RealClearPolitics.com - September 30th 2005
By Charles Tannock and Francisco Santos Calderón
Chaos and violence in Iraq has strengthened the notion that insurgencies cannot be defeated and so must be appeased. Colombia’s experience shows that this is not the case. A combination of military force, political incentives, and economic growth that benefits the wider population can begin to bring an insurgency to heel.
Despite a democratic tradition dating to 1830, Colombia has suffered a bloody 40-year insurgency by the narco-terrorists of the so-called Revolutionary Armed Forces of Colombia (FARC), and the National Liberation Army (ELN). Over the last eight years, these narco-terrorists have murdered thousands of persons and kidnapped more than 6,000 hostages, including 140 foreigners. These innocents are often kept in grossly inhumane conditions without access to medical care.
This criminal insurgency is fueled not by popular support, but by the spoils of the cocaine trade. Yet, while some rural areas are under guerrilla influence, and despite the wealth that drug trafficking has brought them, FARC and the ELN have proven too weak and unpopular to mount a serious threat to bring down Colombia’s government. Theirs is not a revolution; it is cocaine-crazed nihilism.
Given the murderousness of the FARC and ELN campaigns, it is no surprise that sinister forces arose to counter them. Some 13,000 paramilitaries such as the United Self-Defense Groups of Colombia (AUC), Bloque Central Bolivar, Alianza Oriente, and Vencedores de Arauca now challenge the cocaine Marxists for political control of rural areas. On the principle that you become what you hate, these paramilitary groups have also captured a slice of the lucrative drug trade.
Yet, despite countless atrocities committed by both sides, Colombia’s government has entered into dialogue – aided by the Mexican and French governments, as well as the UN – with all of these illegal groups in the cause of peace. Since December 2002, the paramilitaries have mostly adhered to a cease-fire, and are in talks with the government under the mediation of the Catholic Church and with the support and monitoring of the Organization of American States (OAS). A written agreement to demobilize more than ten thousand paramilitaries by 2006 has been agreed, and plans are being laid – including a transitional period of limited immunity from arrest so long as the cease-fire holds and the time spent under this agreement will be counted against any eventual prison sentences imposed – to reintegrate them into civilian life.
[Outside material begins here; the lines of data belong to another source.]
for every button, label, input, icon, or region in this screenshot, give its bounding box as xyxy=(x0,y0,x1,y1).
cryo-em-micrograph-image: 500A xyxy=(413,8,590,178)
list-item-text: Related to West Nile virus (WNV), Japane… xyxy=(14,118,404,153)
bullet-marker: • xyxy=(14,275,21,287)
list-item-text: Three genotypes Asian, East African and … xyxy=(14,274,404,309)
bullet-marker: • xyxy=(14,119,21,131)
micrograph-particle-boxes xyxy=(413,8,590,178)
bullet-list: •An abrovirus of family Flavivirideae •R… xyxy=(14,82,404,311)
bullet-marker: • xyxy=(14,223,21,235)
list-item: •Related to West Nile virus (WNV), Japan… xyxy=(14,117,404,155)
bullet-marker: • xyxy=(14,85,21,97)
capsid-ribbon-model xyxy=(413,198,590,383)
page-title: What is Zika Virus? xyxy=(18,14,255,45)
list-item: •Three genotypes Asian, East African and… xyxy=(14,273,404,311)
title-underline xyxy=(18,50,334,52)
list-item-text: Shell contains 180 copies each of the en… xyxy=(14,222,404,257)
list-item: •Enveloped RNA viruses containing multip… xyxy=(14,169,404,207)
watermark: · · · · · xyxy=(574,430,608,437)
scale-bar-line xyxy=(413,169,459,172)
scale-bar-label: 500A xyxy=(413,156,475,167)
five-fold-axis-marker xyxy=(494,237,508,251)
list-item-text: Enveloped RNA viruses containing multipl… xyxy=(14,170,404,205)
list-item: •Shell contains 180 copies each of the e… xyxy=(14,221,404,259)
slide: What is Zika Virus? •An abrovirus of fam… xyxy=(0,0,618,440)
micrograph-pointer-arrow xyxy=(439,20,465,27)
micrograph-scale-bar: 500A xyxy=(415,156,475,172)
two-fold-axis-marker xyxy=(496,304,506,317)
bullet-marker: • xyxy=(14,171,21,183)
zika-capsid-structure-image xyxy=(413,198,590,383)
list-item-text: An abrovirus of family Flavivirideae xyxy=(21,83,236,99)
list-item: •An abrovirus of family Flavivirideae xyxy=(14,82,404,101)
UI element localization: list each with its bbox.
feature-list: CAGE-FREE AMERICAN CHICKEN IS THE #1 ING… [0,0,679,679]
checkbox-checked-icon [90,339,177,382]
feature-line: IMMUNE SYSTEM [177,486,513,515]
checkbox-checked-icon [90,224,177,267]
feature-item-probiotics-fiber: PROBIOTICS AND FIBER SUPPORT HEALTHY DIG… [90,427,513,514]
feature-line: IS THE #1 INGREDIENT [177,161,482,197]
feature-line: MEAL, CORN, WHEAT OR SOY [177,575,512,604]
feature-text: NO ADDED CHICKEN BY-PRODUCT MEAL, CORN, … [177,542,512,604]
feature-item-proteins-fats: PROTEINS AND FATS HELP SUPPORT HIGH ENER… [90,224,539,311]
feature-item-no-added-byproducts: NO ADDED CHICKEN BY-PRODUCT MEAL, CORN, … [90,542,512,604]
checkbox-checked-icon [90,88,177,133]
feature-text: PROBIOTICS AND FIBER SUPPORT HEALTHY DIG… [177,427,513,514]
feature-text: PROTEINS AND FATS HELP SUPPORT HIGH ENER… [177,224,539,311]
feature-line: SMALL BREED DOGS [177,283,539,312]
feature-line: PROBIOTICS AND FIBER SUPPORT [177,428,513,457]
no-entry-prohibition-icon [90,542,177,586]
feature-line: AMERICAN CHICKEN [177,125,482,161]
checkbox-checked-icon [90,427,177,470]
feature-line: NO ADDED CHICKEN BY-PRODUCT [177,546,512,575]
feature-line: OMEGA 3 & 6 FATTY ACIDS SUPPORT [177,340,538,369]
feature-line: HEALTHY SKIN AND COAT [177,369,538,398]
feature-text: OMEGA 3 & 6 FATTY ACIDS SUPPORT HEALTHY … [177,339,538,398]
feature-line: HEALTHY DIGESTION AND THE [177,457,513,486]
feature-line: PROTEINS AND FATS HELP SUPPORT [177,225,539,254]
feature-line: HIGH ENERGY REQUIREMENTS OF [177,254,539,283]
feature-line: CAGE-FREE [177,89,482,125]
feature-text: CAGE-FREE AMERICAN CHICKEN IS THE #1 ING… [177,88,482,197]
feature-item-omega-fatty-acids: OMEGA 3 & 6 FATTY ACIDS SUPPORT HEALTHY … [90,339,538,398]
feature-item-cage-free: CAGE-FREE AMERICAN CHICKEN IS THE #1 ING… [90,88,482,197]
Partly as a result of this demobilization, but mostly due to the strengthening of the security and justice apparatus, there has been a 50% reduction in Colombia’s homicide rate and a 70% drop in kidnapping in the country, making Colombia’s major crime rate equal to that of peaceful Brazil.
But for rebels to be reintegrated into society, jobs are needed. So Colombia has focused on strengthening its economy. President Alvaro Uribe’s administration has committed itself to reducing the public-sector deficit to below 2.5% of GDP and pursues an export-led recovery which has received widespread acclaim internationally and from business leaders. Although unemployment remains too high, ordinary Colombians are seeing real signs of change and hope for the future. These new signs of economic vigor have strengthened Uribe’s popularity. After three years of bold reform, the government’s approval rating is over 70%, which helps President Uribe both in confronting the rebels and in negotiating with them.
Colombia’s government has gone as far as it can, in the face of much criticism from its own supporters, in not insisting on immediate disarmament or surrender, but instead offering a cease-fire and the rebels the possibility of reintegration into civil society under international observation. What little public support once existed for the FARC and the ELN is evaporating, and both groups know it. By combining staunch military resistance to rebellion with a political program designed to entice rebels back to normal life, the Uribe government has demonstrated that insurgencies can be curtailed.
Francisco Santos Calderón is Vice President of the Republic of Colombia; Charles Tannock is Vice-President of the Human Rights Subcommittee of the European Parliament.